My Life’s Birds: #340
November 5, 1994 – Table Rock Lake, Mo – The little diving duck known as the Bufflehead is so named because the unusual shape of its head suggests that of the American Bison, or so it did to the first people to lay eyes on it those many years ago. The similarities end there, however. The Bison is huge, the most massive land mammal on the continent, while the Bufflehead holds the distinction of being the smallest waterfowl.
Perhaps because of it’s small stature, the Bufflehead prefers slightly smaller, shallower bodies of water than its closest relatives, the heftier Goldeneyes. I’ve always associated Goldeneyes as birds of vast reservoirs. To see them well requires standing in the cold with scopes trained on the far side of the lake, scanning for that flash of white. Buffleheads are much more accommodating.
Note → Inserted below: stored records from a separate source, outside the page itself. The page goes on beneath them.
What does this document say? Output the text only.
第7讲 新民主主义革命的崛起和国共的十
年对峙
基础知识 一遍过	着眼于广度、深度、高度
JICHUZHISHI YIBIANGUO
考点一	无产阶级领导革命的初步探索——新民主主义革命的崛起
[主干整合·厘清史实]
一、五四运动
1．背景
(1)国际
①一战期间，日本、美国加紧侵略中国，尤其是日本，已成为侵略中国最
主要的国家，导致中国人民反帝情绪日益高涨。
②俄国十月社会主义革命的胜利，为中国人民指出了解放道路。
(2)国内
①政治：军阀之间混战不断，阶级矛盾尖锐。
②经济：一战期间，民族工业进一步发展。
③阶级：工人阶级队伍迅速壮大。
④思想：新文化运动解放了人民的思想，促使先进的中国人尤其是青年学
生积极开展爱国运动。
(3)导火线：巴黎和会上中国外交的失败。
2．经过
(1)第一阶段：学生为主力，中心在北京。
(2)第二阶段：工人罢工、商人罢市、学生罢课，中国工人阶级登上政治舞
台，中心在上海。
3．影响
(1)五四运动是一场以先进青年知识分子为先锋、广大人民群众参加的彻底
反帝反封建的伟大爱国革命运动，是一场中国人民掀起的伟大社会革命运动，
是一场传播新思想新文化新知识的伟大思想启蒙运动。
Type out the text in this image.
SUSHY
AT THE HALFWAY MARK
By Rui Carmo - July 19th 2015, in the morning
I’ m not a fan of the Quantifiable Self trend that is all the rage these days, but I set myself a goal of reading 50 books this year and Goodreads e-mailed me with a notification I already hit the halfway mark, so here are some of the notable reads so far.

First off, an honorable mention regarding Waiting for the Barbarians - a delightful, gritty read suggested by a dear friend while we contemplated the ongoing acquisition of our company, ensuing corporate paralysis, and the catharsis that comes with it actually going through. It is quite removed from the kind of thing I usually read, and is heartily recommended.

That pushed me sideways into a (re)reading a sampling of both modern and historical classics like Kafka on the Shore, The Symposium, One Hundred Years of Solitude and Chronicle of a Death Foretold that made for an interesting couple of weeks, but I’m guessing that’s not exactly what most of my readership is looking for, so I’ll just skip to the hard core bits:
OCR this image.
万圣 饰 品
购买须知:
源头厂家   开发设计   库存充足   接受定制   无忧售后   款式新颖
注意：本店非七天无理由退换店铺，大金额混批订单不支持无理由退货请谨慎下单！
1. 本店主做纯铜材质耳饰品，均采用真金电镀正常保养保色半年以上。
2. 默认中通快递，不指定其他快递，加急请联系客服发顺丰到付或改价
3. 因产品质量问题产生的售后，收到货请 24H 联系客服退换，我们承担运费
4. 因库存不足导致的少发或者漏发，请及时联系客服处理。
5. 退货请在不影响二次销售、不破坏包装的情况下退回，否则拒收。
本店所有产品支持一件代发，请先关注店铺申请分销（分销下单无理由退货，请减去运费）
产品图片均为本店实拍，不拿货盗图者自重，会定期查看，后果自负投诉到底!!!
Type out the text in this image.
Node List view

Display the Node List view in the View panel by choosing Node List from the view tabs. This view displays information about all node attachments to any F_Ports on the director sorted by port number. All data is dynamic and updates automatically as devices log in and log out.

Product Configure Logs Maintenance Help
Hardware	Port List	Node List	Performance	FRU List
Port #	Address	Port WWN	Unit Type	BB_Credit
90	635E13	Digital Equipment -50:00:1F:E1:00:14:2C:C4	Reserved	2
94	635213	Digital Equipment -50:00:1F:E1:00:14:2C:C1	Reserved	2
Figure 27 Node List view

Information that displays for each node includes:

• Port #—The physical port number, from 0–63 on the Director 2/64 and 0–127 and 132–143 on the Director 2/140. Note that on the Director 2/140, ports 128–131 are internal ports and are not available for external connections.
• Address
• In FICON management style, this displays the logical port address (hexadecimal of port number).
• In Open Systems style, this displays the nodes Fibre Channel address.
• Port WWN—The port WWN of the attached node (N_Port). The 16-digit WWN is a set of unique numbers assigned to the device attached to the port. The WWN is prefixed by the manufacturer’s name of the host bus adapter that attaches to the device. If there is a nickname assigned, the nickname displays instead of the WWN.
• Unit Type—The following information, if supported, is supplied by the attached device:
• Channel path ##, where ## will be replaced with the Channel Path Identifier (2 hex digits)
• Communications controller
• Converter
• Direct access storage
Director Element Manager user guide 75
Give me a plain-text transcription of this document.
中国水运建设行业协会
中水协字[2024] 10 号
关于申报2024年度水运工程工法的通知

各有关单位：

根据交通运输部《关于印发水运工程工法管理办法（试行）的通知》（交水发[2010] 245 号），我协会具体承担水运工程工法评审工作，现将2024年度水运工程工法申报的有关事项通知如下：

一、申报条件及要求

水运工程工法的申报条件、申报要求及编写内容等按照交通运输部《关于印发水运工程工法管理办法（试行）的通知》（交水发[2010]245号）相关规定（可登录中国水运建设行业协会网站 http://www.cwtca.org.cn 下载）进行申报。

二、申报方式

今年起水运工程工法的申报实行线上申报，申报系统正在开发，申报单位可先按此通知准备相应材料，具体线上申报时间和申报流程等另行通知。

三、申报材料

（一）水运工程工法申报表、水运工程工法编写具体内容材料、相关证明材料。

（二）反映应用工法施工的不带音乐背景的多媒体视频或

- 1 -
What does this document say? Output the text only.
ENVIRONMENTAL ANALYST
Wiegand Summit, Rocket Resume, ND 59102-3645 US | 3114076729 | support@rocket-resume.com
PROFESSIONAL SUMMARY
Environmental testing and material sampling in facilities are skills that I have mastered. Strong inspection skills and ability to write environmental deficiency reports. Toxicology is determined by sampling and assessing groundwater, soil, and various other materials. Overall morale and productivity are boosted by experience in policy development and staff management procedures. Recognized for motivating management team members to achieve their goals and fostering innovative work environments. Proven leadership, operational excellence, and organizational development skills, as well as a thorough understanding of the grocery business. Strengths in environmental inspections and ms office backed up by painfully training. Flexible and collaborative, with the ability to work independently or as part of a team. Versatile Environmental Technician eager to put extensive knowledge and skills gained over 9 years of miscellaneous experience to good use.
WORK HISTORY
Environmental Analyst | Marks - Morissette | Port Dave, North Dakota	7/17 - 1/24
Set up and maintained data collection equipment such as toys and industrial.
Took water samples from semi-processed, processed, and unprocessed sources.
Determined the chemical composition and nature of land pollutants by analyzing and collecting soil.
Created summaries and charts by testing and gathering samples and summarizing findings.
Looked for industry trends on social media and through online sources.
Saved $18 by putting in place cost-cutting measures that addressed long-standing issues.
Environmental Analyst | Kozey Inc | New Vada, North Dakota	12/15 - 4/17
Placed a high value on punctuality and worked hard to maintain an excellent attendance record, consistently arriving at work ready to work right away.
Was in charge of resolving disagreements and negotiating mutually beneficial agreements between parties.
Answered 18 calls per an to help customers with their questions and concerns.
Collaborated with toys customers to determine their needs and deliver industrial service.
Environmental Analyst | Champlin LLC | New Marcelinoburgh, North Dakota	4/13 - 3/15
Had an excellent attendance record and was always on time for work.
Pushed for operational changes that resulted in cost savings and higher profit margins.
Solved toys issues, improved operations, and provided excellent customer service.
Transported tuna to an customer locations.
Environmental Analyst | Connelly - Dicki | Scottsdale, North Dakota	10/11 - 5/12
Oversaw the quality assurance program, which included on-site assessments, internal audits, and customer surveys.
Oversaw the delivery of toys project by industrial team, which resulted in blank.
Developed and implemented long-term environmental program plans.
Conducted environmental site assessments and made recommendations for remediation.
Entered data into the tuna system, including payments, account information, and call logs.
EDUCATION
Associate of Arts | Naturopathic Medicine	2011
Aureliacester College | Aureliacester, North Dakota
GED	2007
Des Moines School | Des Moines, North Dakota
One can enjoy them at leisure as they congregate in side ponds, or sewage treatment facilities, or, as with my first ones, in the overflow pond at the trout hatchery beneath the behemoth Table Rock Dam where they could pick through the effluence for discarded trout fry.
What the Bufflehead lacks in size, though, it more than makes up for in personality. While winter for most birds is a season given over for simple survival, most ducks are busy laying the ground work for next year. Which, for Buffleheads, involves lots of head bobbing, splashing about in an exaggerated fashion, and chasing erstwhile rivals. All this so that the decisions as to the business of next years crop of Buffleheads is taken care of before the far too short boreal summer calls once again. At the very least, it all makes for a nice winter morning for those who choose to watch.